なお、上記第5と8の形態は、第1の形態と同様に、第4の形態に展開することが可能である。
【0082】
なお、上記の特許文献の各開示を、本書に引用をもって繰り込むものとする。本発明の全開示(請求の範囲を含む)の枠内において、さらにその基本的技術思想に基づいて、実施形態ないし実施例の変更・調整が可能である。また、本発明の開示の枠内において種々の開示要素(各請求項の各要素、各実施形態ないし実施例の各要素、各図面の各要素等を含む)の多様な組み合わせ、ないし選択が可能である。すなわち、本発明は、請求の範囲を含む全開示、技術的思想にしたがって当業者であればなし得るであろう各種変形、修正を含むことは勿論である。特に、本書に記載した数値範囲については、当該範囲内に含まれる任意の数値ないし小範囲が、別段の記載のない場合でも具体的に記載されているものと解釈されるべきである。さらに、上記引用した文献の各開示事項は、必要に応じ、本発明の趣旨に則り、本発明の開示の一部として、その一部又は全部を、本書の記載事項と組み合わせて用いることも、本願の開示事項に含まれるものと、みなされる。
【符号の説明】
【0083】
10 ベクトルプロセッサ
11 ベクトルレジスタ
12 主記憶装置
13 データ制御装置
14 演算部
15 制御部
20 レジスタブロック
30 2次元のデータ構造
31 演算の対象となる有効なデータを格納した要素
32 演算対象ではないデータを格納した要素
41 有効なデータ
42、43 無効なデータ
44 ディスタンス
60 拡張したVLD命令
61 オペコード
62 データを格納するベクトルレジスタ11のアドレス
63 データが格納されている主記憶装置12のアドレス
64 次元1のストライド
65 次元2のストライド
66 次元3のストライド
67 次元4のストライド
68 次元5のストライド
100 コンピュータ
200 CPU
9000 コンピュータ
9010 CPU
9020 通信インタフェース
9030 メモリ
9040 補助記憶装置
【要約】
【課題】主記憶装置の規則的だが連続していないアドレスに保存された、いくつかの短ベクトルを含む多次元のデータを、ベクトルレジスタに効率よく取得し格納する、ベクトルプロセッサを提供する。

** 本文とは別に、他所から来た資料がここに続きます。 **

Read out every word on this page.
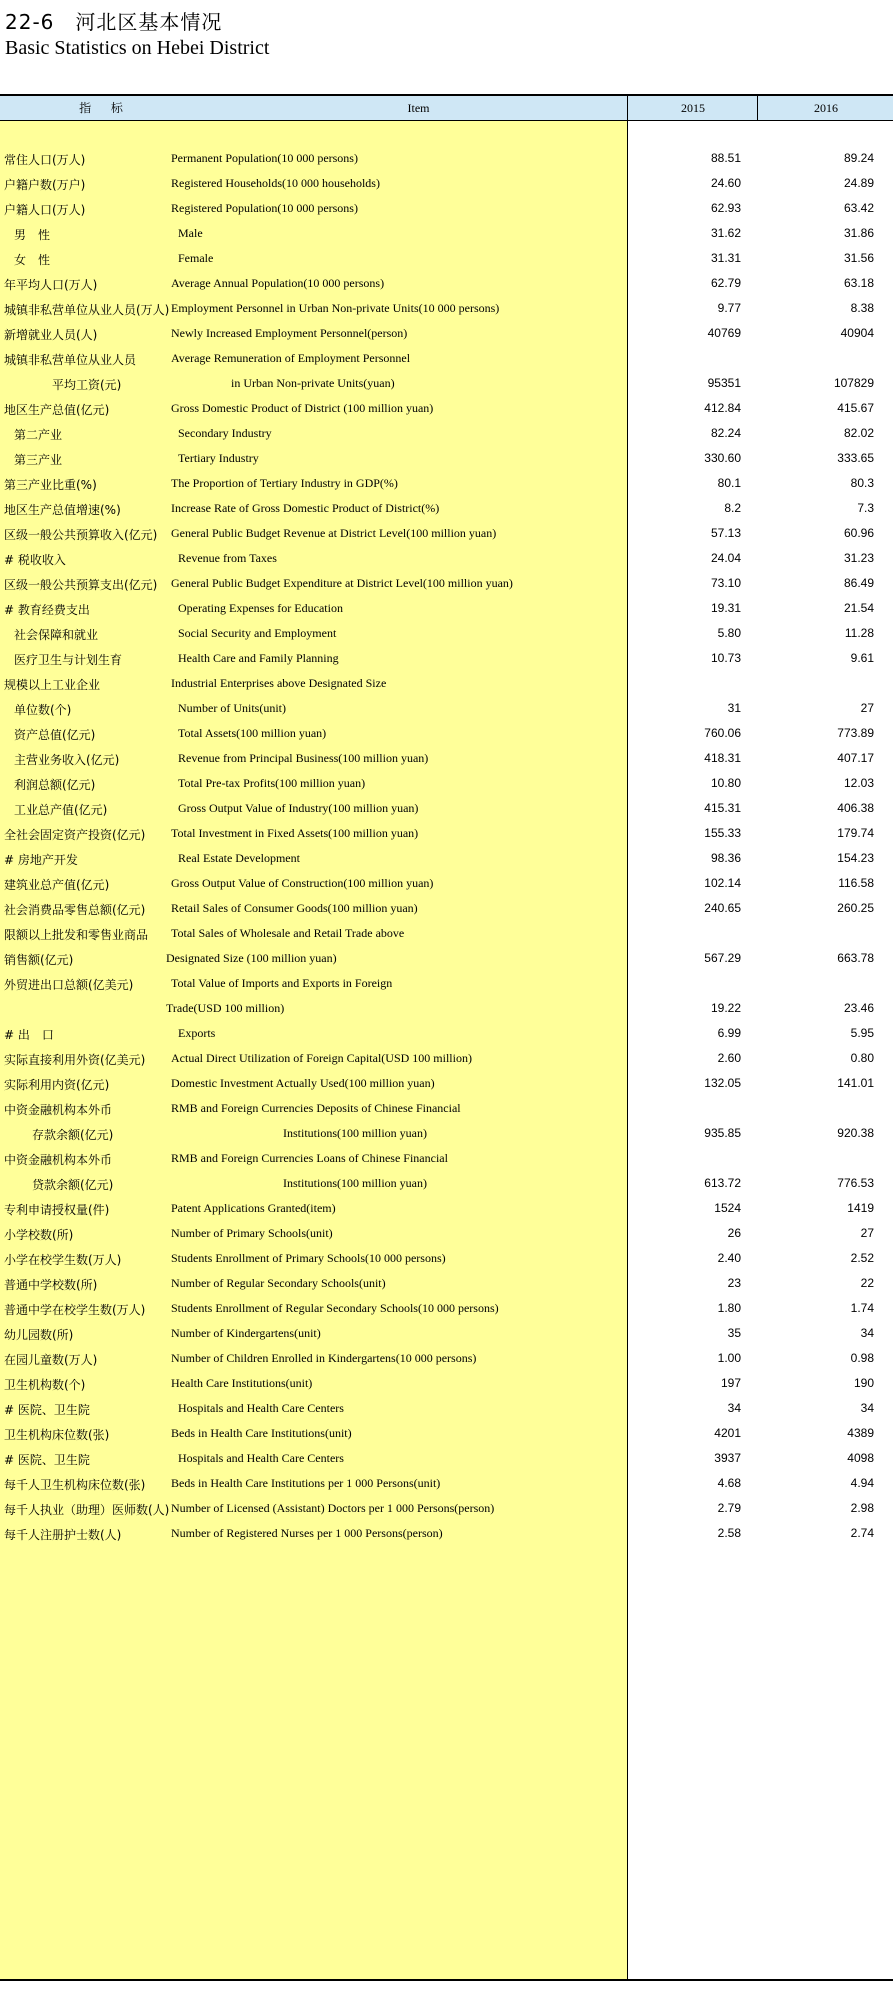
22-6　河北区基本情况
Basic Statistics on Hebei District
指 标	Item	2015	2016
常住人口(万人)	Permanent Population(10 000 persons)	88.51	89.24
户籍户数(万户)	Registered Households(10 000 households)	24.60	24.89
户籍人口(万人)	Registered Population(10 000 persons)	62.93	63.42
男　性	Male	31.62	31.86
女　性	Female	31.31	31.56
年平均人口(万人)	Average Annual Population(10 000 persons)	62.79	63.18
城镇非私营单位从业人员(万人) Employment Personnel in Urban Non-private Units(10 000 persons)	9.77	8.38
新增就业人员(人)	Newly Increased Employment Personnel(person)	40769	40904
城镇非私营单位从业人员	Average Remuneration of Employment Personnel
平均工资(元)	in Urban Non-private Units(yuan)	95351	107829
地区生产总值(亿元)	Gross Domestic Product of District (100 million yuan)	412.84	415.67
第二产业	Secondary Industry	82.24	82.02
第三产业	Tertiary Industry	330.60	333.65
第三产业比重(%)	The Proportion of Tertiary Industry in GDP(%)	80.1	80.3
地区生产总值增速(%)	Increase Rate of Gross Domestic Product of District(%)	8.2	7.3
区级一般公共预算收入(亿元) General Public Budget Revenue at District Level(100 million yuan)	57.13	60.96
# 税收收入	Revenue from Taxes	24.04	31.23
区级一般公共预算支出(亿元) General Public Budget Expenditure at District Level(100 million yuan)	73.10	86.49
# 教育经费支出	Operating Expenses for Education	19.31	21.54
社会保障和就业	Social Security and Employment	5.80	11.28
医疗卫生与计划生育	Health Care and Family Planning	10.73	9.61
规模以上工业企业	Industrial Enterprises above Designated Size
单位数(个)	Number of Units(unit)	31	27
资产总值(亿元)	Total Assets(100 million yuan)	760.06	773.89
主营业务收入(亿元)	Revenue from Principal Business(100 million yuan)	418.31	407.17
利润总额(亿元)	Total Pre-tax Profits(100 million yuan)	10.80	12.03
工业总产值(亿元)	Gross Output Value of Industry(100 million yuan)	415.31	406.38
全社会固定资产投资(亿元) Total Investment in Fixed Assets(100 million yuan)	155.33	179.74
# 房地产开发	Real Estate Development	98.36	154.23
建筑业总产值(亿元)	Gross Output Value of Construction(100 million yuan)	102.14	116.58
社会消费品零售总额(亿元) Retail Sales of Consumer Goods(100 million yuan)	240.65	260.25
限额以上批发和零售业商品 Total Sales of Wholesale and Retail Trade above
销售额(亿元)	Designated Size (100 million yuan)	567.29	663.78
外贸进出口总额(亿美元)	Total Value of Imports and Exports in Foreign
Trade(USD 100 million)	19.22	23.46
# 出　口	Exports	6.99	5.95
实际直接利用外资(亿美元) Actual Direct Utilization of Foreign Capital(USD 100 million)	2.60	0.80
实际利用内资(亿元)	Domestic Investment Actually Used(100 million yuan)	132.05	141.01
中资金融机构本外币	RMB and Foreign Currencies Deposits of Chinese Financial
存款余额(亿元)	Institutions(100 million yuan)	935.85	920.38
中资金融机构本外币	RMB and Foreign Currencies Loans of Chinese Financial
贷款余额(亿元)	Institutions(100 million yuan)	613.72	776.53
专利申请授权量(件)	Patent Applications Granted(item)	1524	1419
小学校数(所)	Number of Primary Schools(unit)	26	27
小学在校学生数(万人)	Students Enrollment of Primary Schools(10 000 persons)	2.40	2.52
普通中学校数(所)	Number of Regular Secondary Schools(unit)	23	22
普通中学在校学生数(万人) Students Enrollment of Regular Secondary Schools(10 000 persons)	1.80	1.74
幼儿园数(所)	Number of Kindergartens(unit)	35	34
在园儿童数(万人)	Number of Children Enrolled in Kindergartens(10 000 persons)	1.00	0.98
卫生机构数(个)	Health Care Institutions(unit)	197	190
# 医院、卫生院	Hospitals and Health Care Centers	34	34
卫生机构床位数(张)	Beds in Health Care Institutions(unit)	4201	4389
# 医院、卫生院	Hospitals and Health Care Centers	3937	4098
每千人卫生机构床位数(张) Beds in Health Care Institutions per 1 000 Persons(unit)	4.68	4.94
每千人执业（助理）医师数(人) Number of Licensed (Assistant) Doctors per 1 000 Persons(person)	2.79	2.98
每千人注册护士数(人)	Number of Registered Nurses per 1 000 Persons(person)	2.58	2.74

【解決手段】ベクトルプロセッサは、データ制御装置とベクトルレジスタを含み、データ制御装置は、拡張したベクトルロード命令が入力されると、規則的に主記憶装置に配置されている多次元データの複数の短ベクトルをベクトルレジスタにロードし、ロードされた複数の短ベクトルを格納するベクトルレジスタ内のアドレス間隔は、2の乗数である。